The result is not however final. Mr Politis won in that the decision of the Appeal Board was overturned, but now a new Appeal Board has to be established to determine if the decision way back in July 2008 to appoint Mr Politis over Mr Trewin was correct or not!

Legal lessons
The cost of these proceedings and the disruption to both men’s lives must be incalculable, let alone the use of resources by the public service, the NTFRS and the Courts. The legal lesson of course is if the Appeals Board had complied with the legislation that governed them then none of this would have arisen.

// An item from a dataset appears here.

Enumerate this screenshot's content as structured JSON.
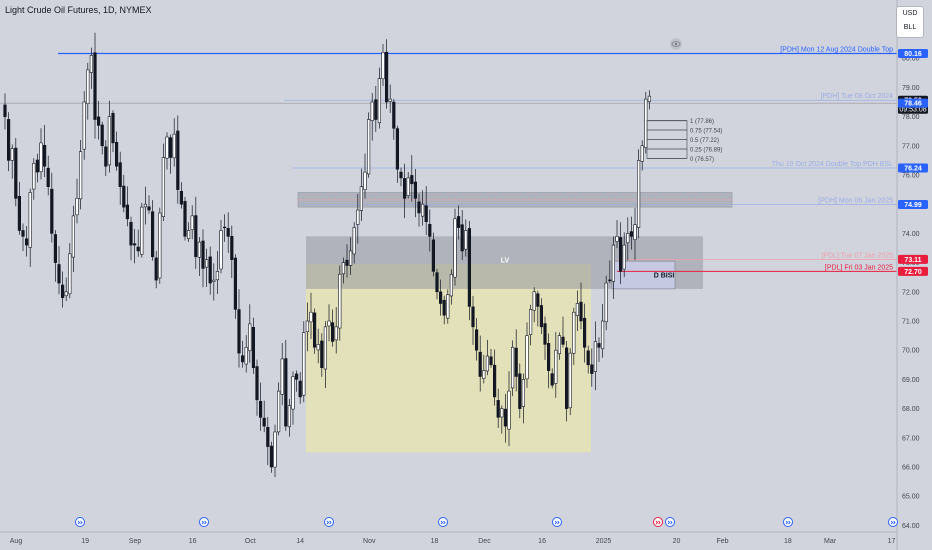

Mistakes were made in letting the observer act as if she was a member of the Board, but also in failing to pass the document to Mr Politis and then failure by his lawyers to note the relevant dates for filing an appeal. All in all a huge cost to everyone due to simple human error but the judicial process has ground to a result (3 years later).

Not following the letter of the law can be very expensive!  The tragedy here is that it was nothing that Mr Politis, Mr Trewin or the Northern Territory Fire and Rescue Service did that lead to these costs and delays.   The ‘fault’ lay with the President of the Appeals Board, Ms Lisson, who allowed the observer to take part in deliberations and to sign the final document as a member of the Board, and who failed to forward Mr Trewin’s submissions to Mr Politis.  The fault also lay with the solicitors that Mr Politis first sought advice from who failed to properly advise their client.    There is no explanation why it took the court so long to resolve the matter.  Notwithstanding this it is the two firefighters that must pay both the financial and personal costs of this process.  The legislation requires the Appeals Board to act informally and expeditiously, but in accordance with the law, but those objectives were clearly not met here.  One wonders how the courts (and the public) would react if the firefighters made similar, human mistakes, in the course of their duties?